Les clubs universitaires procurent à leurs membres une expérience d’apprentissage solide et distincte en dehors des salles de classe. Les membres sont appelés à relever de nombreux défis: gérer les retards aux réunions, rédiger des mandats, pallier l’absence de matériel de sonorisation, aider les étudiants à remplir leurs premières demandes de subventions, etc. Les membres doivent trouver la solution pour ne pas placer le club, leur club, dans une situation difficile. Quand ils la trouvent finalement, ils en prennent note en prévision de l’avenir.

Les clubs universitaires sont accessibles à tout étudiant

L’effectif des clubs universitaires connaît par ailleurs un important roulement : chaque année, des membres quittent l’université à la fin de leurs études, ou rentrent de la pause estivale avec de nouvelles priorités. L’apprentissage au sein de clubs est donc offert chaque année ou tous les deux ans. Les compétences acquises par les membres, volontairement ou par nécessité, les préparent à un très large éventail de carrières : planification d’événements, gestion des ressources humaines, action stratégique, promotion d’intérêts, etc. Les universités elles-mêmes sont sous pression, incitées à faire sans cesse plus pour préparer les étudiants à intégrer le marché du travail par l’intermédiaire de centres d’information professionnelle, de programmes coopératifs et de stages. Bien qu’essentielles, ces occasions d’apprentissage intégré au travail ne sont hélas proposées que dans le cadre de certains programmes d’études; leur généralisation peut se révéler ardue et coûteuse. Par opposition, les clubs universitaires sont accessibles à tout étudiant. La plupart sont en outre financés par les cotisations des membres et gérés par des associations étudiantes – un poids considérable en moins pour l’administration universitaire.

Comment les clubs universitaires préparent-ils les étudiants à intégrer le monde du travail?

Nombre d’entre eux sont en réalité des prolongements d’organismes hors campus à but non lucratif comme la Croix Rouge, Amnistie Internationale, Plan International Canada ou À voix égales, ou encore de sociétés philanthropiques comme Enactus ou Rotary International. Ces organisations peinent souvent à trouver et attirer de nouveaux chefs de file et à combler le fossé intergénérationnel. Bien sûr, un étudiant peut simplement devenir bénévole au sein d’organisations de ce type, mais la participation à un club universitaire comporte des avantages déterminants par rapport au classique bénévolat hors campus.

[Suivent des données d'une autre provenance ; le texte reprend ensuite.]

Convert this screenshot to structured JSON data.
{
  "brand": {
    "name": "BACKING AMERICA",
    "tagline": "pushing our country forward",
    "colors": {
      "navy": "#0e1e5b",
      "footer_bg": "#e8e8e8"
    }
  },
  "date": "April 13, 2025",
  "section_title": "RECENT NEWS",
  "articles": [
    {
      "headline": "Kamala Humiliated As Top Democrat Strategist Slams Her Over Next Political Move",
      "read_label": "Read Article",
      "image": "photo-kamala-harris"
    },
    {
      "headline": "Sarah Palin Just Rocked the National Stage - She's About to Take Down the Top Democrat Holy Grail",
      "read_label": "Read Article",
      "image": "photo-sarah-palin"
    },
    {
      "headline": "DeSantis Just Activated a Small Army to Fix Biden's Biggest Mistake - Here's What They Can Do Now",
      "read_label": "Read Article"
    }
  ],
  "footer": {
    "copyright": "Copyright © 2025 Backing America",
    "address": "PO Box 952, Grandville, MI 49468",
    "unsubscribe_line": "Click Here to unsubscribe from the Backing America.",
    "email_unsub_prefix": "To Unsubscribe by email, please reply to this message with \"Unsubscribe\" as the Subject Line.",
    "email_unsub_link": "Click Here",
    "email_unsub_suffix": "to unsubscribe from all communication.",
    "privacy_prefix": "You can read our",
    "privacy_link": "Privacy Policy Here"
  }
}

Le premier de ces avantages tient au fait que les clubs universitaires permettent à leurs membres d’accéder avec un minimum de risques à des postes de direction, inaccessibles aux simples bénévoles dans des organisations externes. Cela contribue à responsabiliser les étudiants, ainsi qu’à les rendre plus souples et autonomes.

Les clubs universitaires contribuent en outre à renforcer les capacités des organisations à but non lucratif, par le bassin de recrutement qu’ils constituent et par l’accès aux infrastructures et aux ressources universitaires qu’ils procurent. Si un plus grand nombre de ces organisations misaient sur l’apport des clubs universitaires, les universités pourraient jouer un rôle de plus en plus important au sein de leurs collectivités.

Pour le moment, tout se passe au cas par cas. Tout dépend de l’intérêt des étudiants et des organisations hors campus, et des initiatives prises par les deux parties. Même si ces initiatives sont au coeur des clubs universitaires, elles ne sont pas toujours couronnées de succès. Les universités ont l’occasion de jouer un rôle plus actif pour favoriser l’établissement de relations entre les parties, sans en entraver la spontanéité.

Benjamin Miller est étudiant en droit à l’Université de Toronto. Il gère depuis longtemps des clubs universitaires et anime une émission de radio communautaire.